Jude is nearly eight years younger than I am, which puts her still very much on the right side of forty. Those few years are precious to her because they mean she still has a chance of a baby. Unlike Amelia Nanther, Jude has no trouble conceiving. It’s carrying a child beyond two or three months that seems impossible for her. I’ve a son from my first marriage, Paul my heir, who in his turn has sat on the steps of the throne. If a child comes I’ll be happy for Jude’s sake. I’d like to see her joy and I do sometimes imagine the things she’d say and the plans she’d make and her face lit up with happiness. But I don’t long for a child in the way she does, and in my heart I don’t believe there’ll ever be one. Jude conceived three years ago but miscarried at eight weeks, conceived again and lost the baby at three months. She’s recently been trying a new treatment but it isn’t working or hasn’t worked yet, I can tell by her face. She’s sitting opposite me in the train, on the side where they have single seats with a table in between, and although she appears perfectly healthy and not pale or unwell, she has that set look about the mouth and misery in her eyes that indicate her period has come.

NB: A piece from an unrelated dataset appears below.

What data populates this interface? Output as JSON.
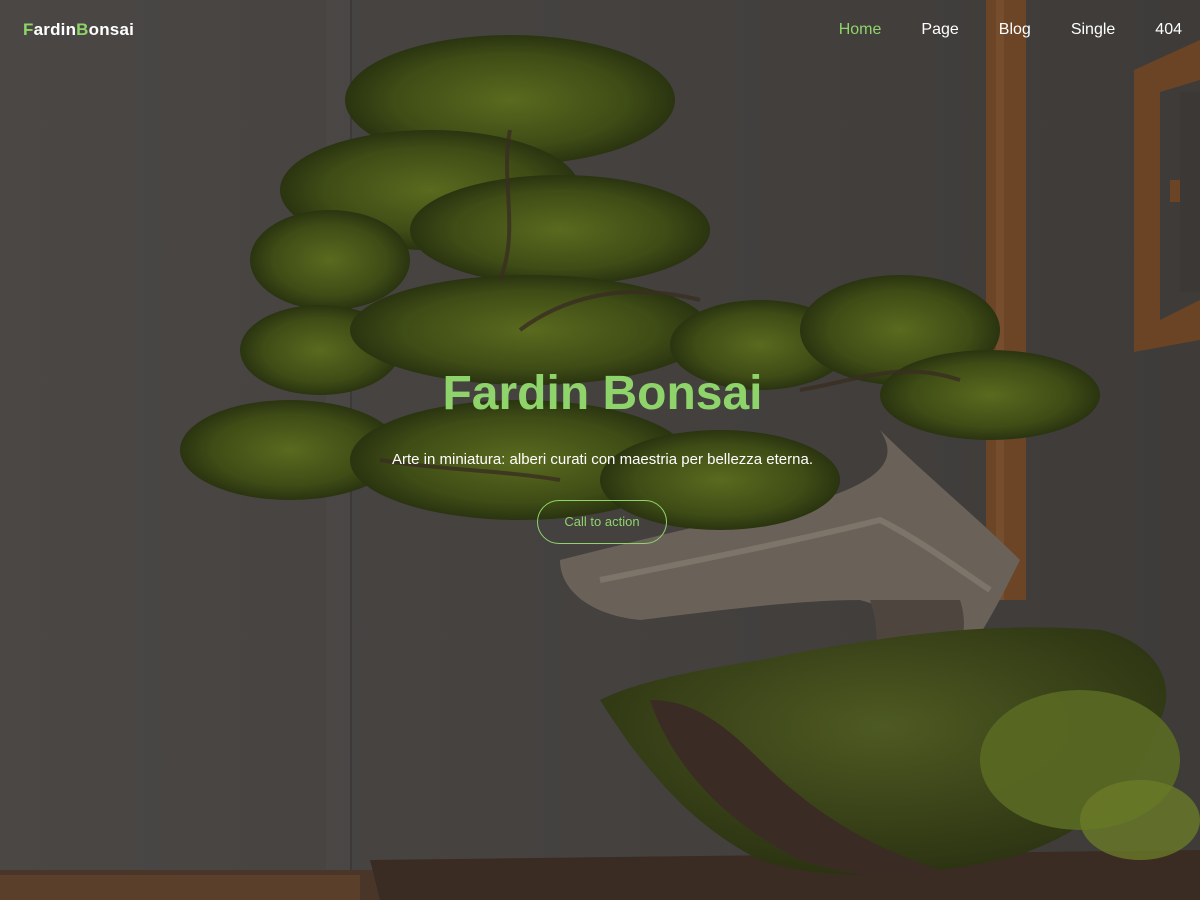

There’s a kind of parallel there with the way women behaved in the 1840s, menstruation being the forbidden subject. Presumably, Amelia had some form of words in which to tell Henry Thomas she’d be ‘unwell’ for the coming five or six days, but her diffidence came from prudishness and female delicacy. Jude doesn’t tell me because she can’t bear to mention it, she can’t use the word, any of those words that mean another month’s gone by and by the time one more has passed she’ll be thirty-seven. I think she believes I secretly mind but hide my disappointment for her sake. No amount of assuring her of my indifference helps. When we were first together and then when we were first married I’d see the box of Tampax lying about in the bathroom or the cardboard tube floating in the lavatory pan, but now she hides the evidence as if she really is living in some past time. The only sign of her period is in her unhappy eyes.